143

Shadowing the president was a revelation for Dean. He’d never imagined that so many people would want— need—to talk to Marcke in the course of an hour, let alone twenty-four. Aides constantly vied for attention. There were phone calls and e-mail messages, forwarded BlackBerry alerts.

Briefing papers piled up; summaries and reports were passed from assistant to assistant. Ted Cohen, the chief of staff, had two telephones constantly pressed to his ear, and more often than not was speaking to someone nearby as well.

Marcke seemed unfazed by it all. He seemed to give whomever he was speaking to at the moment his undivided attention, and it was only after they had moved on that Dean realized the President must have been thinking about a dozen other things. If anything, Marcke seemed to want more to do: in his few moments of peace he fidgeted, habitually bending paper clips with his fingers and spinning them into knots and odd shapes. He ordered the car stopped several times, and, to the visible discomfort of the Secret Service detail, insisted on shaking the hands of some of what ever bystanders happened to be there.

Every so often, President Marcke glanced over and found Dean. Marcke smirked at him, as if they were co-conspirators on a private joke.

“So, Mr. Dean, enjoying yourself?” asked the President as they rode to his next stop, a new biology lab four miles south of the city.

“It’s interesting.”

“Boring as hell, huh?” Marcke smiled at him. “George Hadash used to call these sorts of swings ‘orchestrated time chewers.’ He hated traveling with me, but he did have a way with words.”

“Yup.”

“You never took one of his classes, did you?”

“No, sir.” Dean had met Hadash in Vietnam when he’d been detailed to give the then-congressional aide a “ground— level” view of Vietnam. Hadash had impressed him not so much because he insisted on going into the field — plenty of civilian suits from the States did that — but because he actually listened to what Dean said.

“He was a good teacher. And a friend.

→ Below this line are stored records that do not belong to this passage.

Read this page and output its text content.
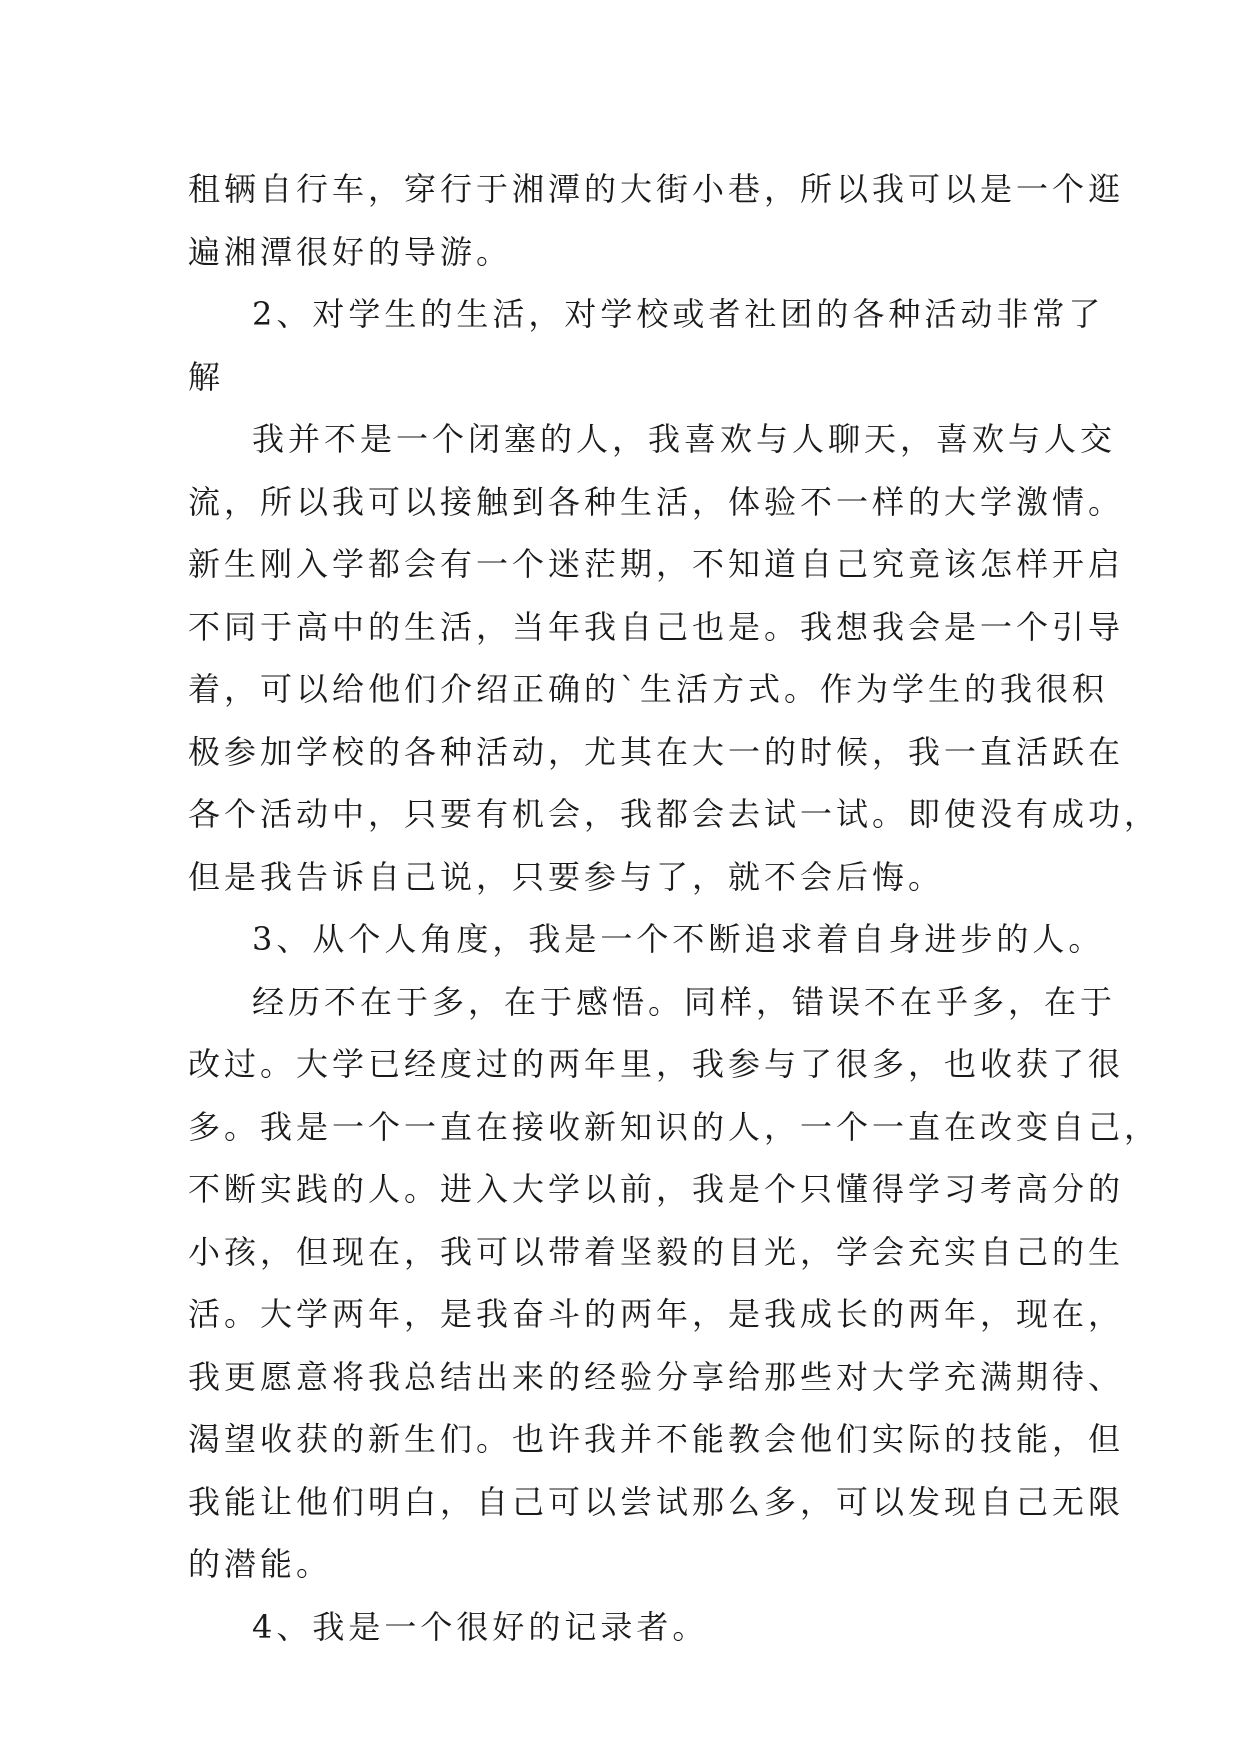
租辆自行车，穿行于湘潭的大街小巷，所以我可以是一个逛
遍湘潭很好的导游。
2、对学生的生活，对学校或者社团的各种活动非常了
解
我并不是一个闭塞的人，我喜欢与人聊天，喜欢与人交
流，所以我可以接触到各种生活，体验不一样的大学激情。
新生刚入学都会有一个迷茫期，不知道自己究竟该怎样开启
不同于高中的生活，当年我自己也是。我想我会是一个引导
着，可以给他们介绍正确的`生活方式。作为学生的我很积
极参加学校的各种活动，尤其在大一的时候，我一直活跃在
各个活动中，只要有机会，我都会去试一试。即使没有成功，
但是我告诉自己说，只要参与了，就不会后悔。
3、从个人角度，我是一个不断追求着自身进步的人。
经历不在于多，在于感悟。同样，错误不在乎多，在于
改过。大学已经度过的两年里，我参与了很多，也收获了很
多。我是一个一直在接收新知识的人，一个一直在改变自己，
不断实践的人。进入大学以前，我是个只懂得学习考高分的
小孩，但现在，我可以带着坚毅的目光，学会充实自己的生
活。大学两年，是我奋斗的两年，是我成长的两年，现在，
我更愿意将我总结出来的经验分享给那些对大学充满期待、
渴望收获的新生们。也许我并不能教会他们实际的技能，但
我能让他们明白，自己可以尝试那么多，可以发现自己无限
的潜能。
4、我是一个很好的记录者。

I miss him.” The President paused. “He was working on a new theory of the Vietnam War when he died, you know. He was writing a book. He thought the war was due a reevaluation. He was going to call the book A Necessary War.

“Really?” Dean had never heard anyone say that Vietnam was anything but a waste.

“He thought if it hadn’t been for Vietnam, the rapproche-ment with China would have been delayed at least ten years.

And he believed there would have been another armed clash between the Soviets and ourselves, perhaps in the Middle East. We might never have become involved in helping the Afghan rebels, which at least indirectly led to the end of the Soviet Union. I doubt I’m doing his ideas justice,” added the President. “They were quite extensive.” Dean nodded.

“What do you think, Mr. Dean?”

“A lot of good people died,” said Dean.

“True. It’s a difficult thing, sending people to die. But that’s not really the question.”

“Vietnam shaped my life,” said Dean. It was a statement he wouldn’t have made before going back, as true as it was, because he hadn’t realized it.

“It shaped mine as well,” said Marcke. “But again, that wasn’t the question.”

The car stopped. The Secret Service agents began to swarm outside.

“I think it was an important event,” said Dean. “But I don’t know if it was necessary. Most things that happen, we don’t have the luxury of knowing if they’re necessary or not.

Even for ourselves.”

“Well put, Mr. Dean,” said the President, pulling himself out of the car.